According to Hokemeyer, red flags include the following: "if you haven’t met their friends or family; [if] there is no mention or connection with you on social media; [and if] you only go out to the most remote locales — or you never go out — but just stay at home with each other."
"Another sign is if you don’t see each other very often, or only on weeknights," adds relationship coach Donna Barnes. "Or, if after you have sex, he or she leaves and never spends the night."
If any of these signs are beginning to remind you of your relationship, it’s time to start questioning why you're being kept a secret.
The top reason for this kind of behavior, the experts explain, is that your love interest isn't committed to the relationship and may want to continue seeing other people.
"[This type of person] doesn’t like to include other people in their relationships until it feels serious," Barnes explains. "It’s less complicated to leave a relationship if no one else knows anything about it. By keeping you private, it may mean they’re not serious about you and probably dating others."
While most reasons for keeping someone secret are dubious or insincere — seeing other people, not serious about you — there's also the chance that they don't want any of their friends' or family's opinions just yet, says sexologist Dr. Nikki Goldstein. "It’s important in the beginning to stay clear of others' opinions and judgments while you’re still getting to know each other," she says.
But even Goldstein agrees that there's a time frame to this secrecy, and at some point, if it still feels like they’re hiding you, you have to find out why. And instead of straight-up confronting them and asking, it's best to try a more subtle approach — at first.
"To start, suggest doing public things together like inviting them to meet some of your friends or family," says Barnes.
Goldstein agrees. "Lead by example and see if they do the same. If the other person objects, or it still doesn’t change the secrecy, you’ll need to have a conversation."
More specifically, the experts say it's time to let the other person know how this situation is making you feel.
“It’s important to state your perception as a statement rather than a question. Never forget that your feelings are 100 percent valid,” says Hokemeyer.

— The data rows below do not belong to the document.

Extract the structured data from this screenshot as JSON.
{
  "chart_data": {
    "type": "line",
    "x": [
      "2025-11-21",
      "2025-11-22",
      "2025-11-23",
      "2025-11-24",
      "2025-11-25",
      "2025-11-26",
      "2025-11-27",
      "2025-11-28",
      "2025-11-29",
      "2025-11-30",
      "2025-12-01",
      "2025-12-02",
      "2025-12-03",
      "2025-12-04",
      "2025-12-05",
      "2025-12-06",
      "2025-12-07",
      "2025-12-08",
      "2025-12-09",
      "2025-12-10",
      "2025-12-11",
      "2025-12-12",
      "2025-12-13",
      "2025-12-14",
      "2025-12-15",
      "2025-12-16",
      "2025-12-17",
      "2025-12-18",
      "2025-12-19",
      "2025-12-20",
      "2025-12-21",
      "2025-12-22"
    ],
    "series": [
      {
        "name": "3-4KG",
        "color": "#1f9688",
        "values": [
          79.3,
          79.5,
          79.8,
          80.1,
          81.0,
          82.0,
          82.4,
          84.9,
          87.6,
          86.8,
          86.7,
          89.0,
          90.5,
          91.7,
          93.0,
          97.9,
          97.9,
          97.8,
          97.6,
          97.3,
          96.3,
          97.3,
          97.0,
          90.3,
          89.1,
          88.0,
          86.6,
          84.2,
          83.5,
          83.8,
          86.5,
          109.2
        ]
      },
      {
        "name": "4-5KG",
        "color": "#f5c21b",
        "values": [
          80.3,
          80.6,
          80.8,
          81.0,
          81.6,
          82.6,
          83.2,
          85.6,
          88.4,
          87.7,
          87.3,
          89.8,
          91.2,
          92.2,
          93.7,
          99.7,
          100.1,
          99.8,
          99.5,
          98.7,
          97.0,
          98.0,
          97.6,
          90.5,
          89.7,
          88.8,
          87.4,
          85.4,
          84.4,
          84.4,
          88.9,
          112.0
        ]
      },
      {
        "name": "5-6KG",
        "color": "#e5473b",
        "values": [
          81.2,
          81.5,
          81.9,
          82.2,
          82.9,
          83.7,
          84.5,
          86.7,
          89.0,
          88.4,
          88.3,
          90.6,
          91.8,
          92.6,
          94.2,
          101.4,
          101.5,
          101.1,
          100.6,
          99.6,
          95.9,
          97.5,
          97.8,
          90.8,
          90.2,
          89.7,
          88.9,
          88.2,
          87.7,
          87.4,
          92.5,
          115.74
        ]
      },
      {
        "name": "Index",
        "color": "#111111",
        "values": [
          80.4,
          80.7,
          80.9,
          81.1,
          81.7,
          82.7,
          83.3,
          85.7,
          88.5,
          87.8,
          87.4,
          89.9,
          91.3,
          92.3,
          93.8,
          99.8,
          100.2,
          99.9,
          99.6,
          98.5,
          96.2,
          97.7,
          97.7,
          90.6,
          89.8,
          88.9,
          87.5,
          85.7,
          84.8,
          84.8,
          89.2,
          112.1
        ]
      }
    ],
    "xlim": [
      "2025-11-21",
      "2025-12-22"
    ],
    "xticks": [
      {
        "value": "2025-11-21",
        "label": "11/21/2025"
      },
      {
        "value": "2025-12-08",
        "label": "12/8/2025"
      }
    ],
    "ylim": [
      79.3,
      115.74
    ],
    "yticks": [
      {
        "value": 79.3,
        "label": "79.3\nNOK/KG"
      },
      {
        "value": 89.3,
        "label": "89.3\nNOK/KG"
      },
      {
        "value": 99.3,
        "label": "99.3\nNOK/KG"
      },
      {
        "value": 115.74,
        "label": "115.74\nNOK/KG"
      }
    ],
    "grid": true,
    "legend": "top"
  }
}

If the conversation doesn't quite go the way you hope, or if your partner confirms your suspicions about him/her, don't let it sour your attitude toward future relationships with someone else, says Goldstein. As the sexologist notes, we're simply living in an era when it's possible to date without having to be in an actual relationship. When it starts to feel more serious, try to remember that open and honest communication — from the beginning — will help keep you from feeling like a secret later on.